Ja, es musste wirklich schnell gehen und im Nachhinein hat mir der Name auch extrem gut gefallen. Weil auch die Lieder, die ich schreibe, Eindrücke von meiner Welt sind. Also das „wos is sig“. Und daher stimmt es für mich. Der Name passt, denn die Songs sind eine Art „Verarbeitung meines Lebens“.
Wie oft seid ihr jetzt schon beim Protestsongcontest angetreten?
Heuer waren wir zum vierten Mal dabei. In manchen Medien steht fünf Mal, was ich ein wenig lustig finde. Also es war jetzt das vierte Mal, dass wir dabei waren und zum zweiten Mal waren wir unter den Top Ten.
Diesmal seit ihr auf dem dritten Platz gelandet, richtig?

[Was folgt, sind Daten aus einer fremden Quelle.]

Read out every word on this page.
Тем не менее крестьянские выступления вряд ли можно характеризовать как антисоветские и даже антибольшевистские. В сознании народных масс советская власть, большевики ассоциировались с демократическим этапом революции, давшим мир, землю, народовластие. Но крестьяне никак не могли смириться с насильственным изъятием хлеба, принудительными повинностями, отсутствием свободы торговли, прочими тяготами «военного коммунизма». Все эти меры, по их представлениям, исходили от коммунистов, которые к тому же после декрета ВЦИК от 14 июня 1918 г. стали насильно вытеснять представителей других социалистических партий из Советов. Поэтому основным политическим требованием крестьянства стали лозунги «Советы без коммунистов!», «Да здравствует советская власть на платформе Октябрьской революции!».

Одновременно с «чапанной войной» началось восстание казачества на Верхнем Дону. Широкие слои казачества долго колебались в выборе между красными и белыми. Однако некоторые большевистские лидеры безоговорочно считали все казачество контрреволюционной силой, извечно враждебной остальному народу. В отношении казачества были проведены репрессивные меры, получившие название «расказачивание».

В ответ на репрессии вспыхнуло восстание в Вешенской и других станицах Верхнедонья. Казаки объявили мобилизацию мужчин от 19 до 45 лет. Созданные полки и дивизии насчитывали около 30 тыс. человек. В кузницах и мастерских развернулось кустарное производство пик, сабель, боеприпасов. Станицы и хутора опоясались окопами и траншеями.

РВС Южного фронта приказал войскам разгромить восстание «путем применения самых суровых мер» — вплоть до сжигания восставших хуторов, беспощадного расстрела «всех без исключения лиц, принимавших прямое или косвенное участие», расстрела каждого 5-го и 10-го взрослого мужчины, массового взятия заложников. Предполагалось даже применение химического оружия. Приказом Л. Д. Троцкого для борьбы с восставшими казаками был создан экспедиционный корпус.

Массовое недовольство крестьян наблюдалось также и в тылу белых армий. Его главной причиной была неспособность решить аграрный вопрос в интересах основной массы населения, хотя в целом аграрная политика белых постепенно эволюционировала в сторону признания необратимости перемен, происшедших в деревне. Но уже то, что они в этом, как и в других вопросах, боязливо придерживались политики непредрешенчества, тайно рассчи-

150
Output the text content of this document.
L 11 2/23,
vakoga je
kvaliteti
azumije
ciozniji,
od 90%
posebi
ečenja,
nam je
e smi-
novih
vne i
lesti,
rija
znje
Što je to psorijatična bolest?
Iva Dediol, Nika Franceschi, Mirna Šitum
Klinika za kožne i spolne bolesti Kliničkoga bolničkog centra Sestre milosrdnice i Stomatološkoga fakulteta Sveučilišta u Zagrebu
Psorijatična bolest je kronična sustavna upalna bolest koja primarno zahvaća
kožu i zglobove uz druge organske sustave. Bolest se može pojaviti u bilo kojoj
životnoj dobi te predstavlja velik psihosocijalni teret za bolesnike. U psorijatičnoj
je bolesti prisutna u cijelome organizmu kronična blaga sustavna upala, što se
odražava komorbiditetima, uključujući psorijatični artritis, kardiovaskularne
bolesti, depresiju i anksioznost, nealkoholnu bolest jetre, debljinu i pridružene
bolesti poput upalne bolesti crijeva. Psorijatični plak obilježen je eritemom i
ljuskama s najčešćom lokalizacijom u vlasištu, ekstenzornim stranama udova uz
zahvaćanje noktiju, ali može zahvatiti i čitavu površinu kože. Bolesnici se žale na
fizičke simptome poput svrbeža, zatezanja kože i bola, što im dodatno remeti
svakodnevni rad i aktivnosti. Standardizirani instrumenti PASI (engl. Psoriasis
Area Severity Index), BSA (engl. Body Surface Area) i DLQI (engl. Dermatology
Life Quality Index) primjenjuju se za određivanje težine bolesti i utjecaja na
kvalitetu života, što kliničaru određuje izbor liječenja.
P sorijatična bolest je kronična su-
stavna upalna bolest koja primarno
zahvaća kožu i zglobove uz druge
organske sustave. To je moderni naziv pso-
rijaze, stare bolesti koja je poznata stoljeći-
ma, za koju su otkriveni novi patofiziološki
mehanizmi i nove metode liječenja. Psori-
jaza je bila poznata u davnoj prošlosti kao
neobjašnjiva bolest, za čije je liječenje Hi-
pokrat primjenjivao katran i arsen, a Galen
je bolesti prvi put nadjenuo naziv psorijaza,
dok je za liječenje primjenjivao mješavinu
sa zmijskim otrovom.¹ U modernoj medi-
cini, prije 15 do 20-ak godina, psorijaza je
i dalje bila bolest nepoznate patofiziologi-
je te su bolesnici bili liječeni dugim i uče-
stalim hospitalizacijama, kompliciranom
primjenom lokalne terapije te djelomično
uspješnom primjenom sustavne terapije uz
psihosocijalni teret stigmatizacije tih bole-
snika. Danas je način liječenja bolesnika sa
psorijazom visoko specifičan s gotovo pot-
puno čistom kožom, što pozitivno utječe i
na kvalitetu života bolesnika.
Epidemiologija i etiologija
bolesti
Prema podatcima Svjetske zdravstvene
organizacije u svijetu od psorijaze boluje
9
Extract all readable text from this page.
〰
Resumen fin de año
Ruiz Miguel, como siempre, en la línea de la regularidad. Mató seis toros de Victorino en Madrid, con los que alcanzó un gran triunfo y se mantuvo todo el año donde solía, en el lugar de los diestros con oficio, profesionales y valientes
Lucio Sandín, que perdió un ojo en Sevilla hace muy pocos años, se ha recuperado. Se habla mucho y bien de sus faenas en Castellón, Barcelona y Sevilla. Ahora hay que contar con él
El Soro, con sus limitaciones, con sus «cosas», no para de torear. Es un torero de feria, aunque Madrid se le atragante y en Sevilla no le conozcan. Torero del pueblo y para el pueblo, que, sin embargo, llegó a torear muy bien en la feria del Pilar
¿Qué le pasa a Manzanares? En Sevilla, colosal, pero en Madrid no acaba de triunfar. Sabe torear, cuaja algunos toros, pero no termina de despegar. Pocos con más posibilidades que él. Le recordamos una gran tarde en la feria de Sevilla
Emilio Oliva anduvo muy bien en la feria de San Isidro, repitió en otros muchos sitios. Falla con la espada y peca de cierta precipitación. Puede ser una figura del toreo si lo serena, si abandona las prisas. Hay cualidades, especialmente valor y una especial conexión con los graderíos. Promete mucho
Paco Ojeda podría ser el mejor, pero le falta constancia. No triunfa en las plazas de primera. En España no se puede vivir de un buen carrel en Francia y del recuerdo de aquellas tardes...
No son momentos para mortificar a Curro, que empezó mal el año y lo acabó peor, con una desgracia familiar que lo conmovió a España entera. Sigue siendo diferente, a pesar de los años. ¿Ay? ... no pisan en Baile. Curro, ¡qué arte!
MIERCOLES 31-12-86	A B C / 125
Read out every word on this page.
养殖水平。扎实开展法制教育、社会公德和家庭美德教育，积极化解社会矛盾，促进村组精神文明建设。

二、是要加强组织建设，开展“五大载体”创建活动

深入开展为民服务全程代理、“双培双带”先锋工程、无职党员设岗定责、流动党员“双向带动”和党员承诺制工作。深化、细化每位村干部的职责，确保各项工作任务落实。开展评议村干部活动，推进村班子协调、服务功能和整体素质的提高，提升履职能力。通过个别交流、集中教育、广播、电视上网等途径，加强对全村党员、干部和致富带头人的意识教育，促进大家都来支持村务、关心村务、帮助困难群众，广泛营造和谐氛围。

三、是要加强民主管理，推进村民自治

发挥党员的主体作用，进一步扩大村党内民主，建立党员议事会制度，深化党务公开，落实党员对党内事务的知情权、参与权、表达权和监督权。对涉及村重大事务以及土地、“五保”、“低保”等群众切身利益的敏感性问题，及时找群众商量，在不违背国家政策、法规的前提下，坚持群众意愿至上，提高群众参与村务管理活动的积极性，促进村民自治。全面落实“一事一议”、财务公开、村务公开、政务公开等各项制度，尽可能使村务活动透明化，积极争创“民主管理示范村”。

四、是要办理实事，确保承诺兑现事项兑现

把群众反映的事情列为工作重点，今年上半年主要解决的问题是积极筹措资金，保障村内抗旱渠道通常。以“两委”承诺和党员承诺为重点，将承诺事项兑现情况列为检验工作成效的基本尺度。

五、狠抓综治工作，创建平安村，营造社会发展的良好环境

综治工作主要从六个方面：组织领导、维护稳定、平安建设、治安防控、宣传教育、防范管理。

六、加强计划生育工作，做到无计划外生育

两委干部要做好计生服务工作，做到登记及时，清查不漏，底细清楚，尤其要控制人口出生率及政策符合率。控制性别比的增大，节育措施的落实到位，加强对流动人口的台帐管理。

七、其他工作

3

Nein, im letzten Jahr haben wir es auf den dritten Platz geschafft. Von diesem Jahr weiß ich jetzt ehrlich gesagt gar nicht, wie die Platzierung war, weil so viele ex aequo waren. Darum hab ich keine Ahnung. Wir waren irgendwas zwischen dem fünften und siebenten Platz erreicht. (lachen)
Was ist besonders reizvoll am Protestsongcontest?
Ich glaube das war jetzt das letzte Mal, dass wir mitgemacht haben, obwohl uns die Lieder nicht ausgehen. Reizvoll daran ist das Bewusst-machen politischer Prozesse. Das gehört für mich einfach total zum Leben dazu und das finde ich am Protestsongcontest schön. Hier geht es letztendlich nicht um eine Bewertung des musikalischen Könnens, sondern um die Themen die quasi schon brennen. Das finde ich super. Es gibt aber auch einige Sachen, die mich stören. Zum Beispiel das Bewertet werden, und… nun, ich weiß auch nicht. Irgendwie habe ich auf so etwas keine Lust darauf bewertet zu werden. Das ist auch der Grund, warum wir schon seit einigen Jahren auch auf normalen Bandcontests nicht mehr spielen. Ich denke einfach wenn du dich in eine Schublade stecken lässt wirst du nicht weit kommen. (lachen)
Nun, eure „Schublade“ ist – wenn ich das jetzt sagen darf – Mundart-Chanson-Punk.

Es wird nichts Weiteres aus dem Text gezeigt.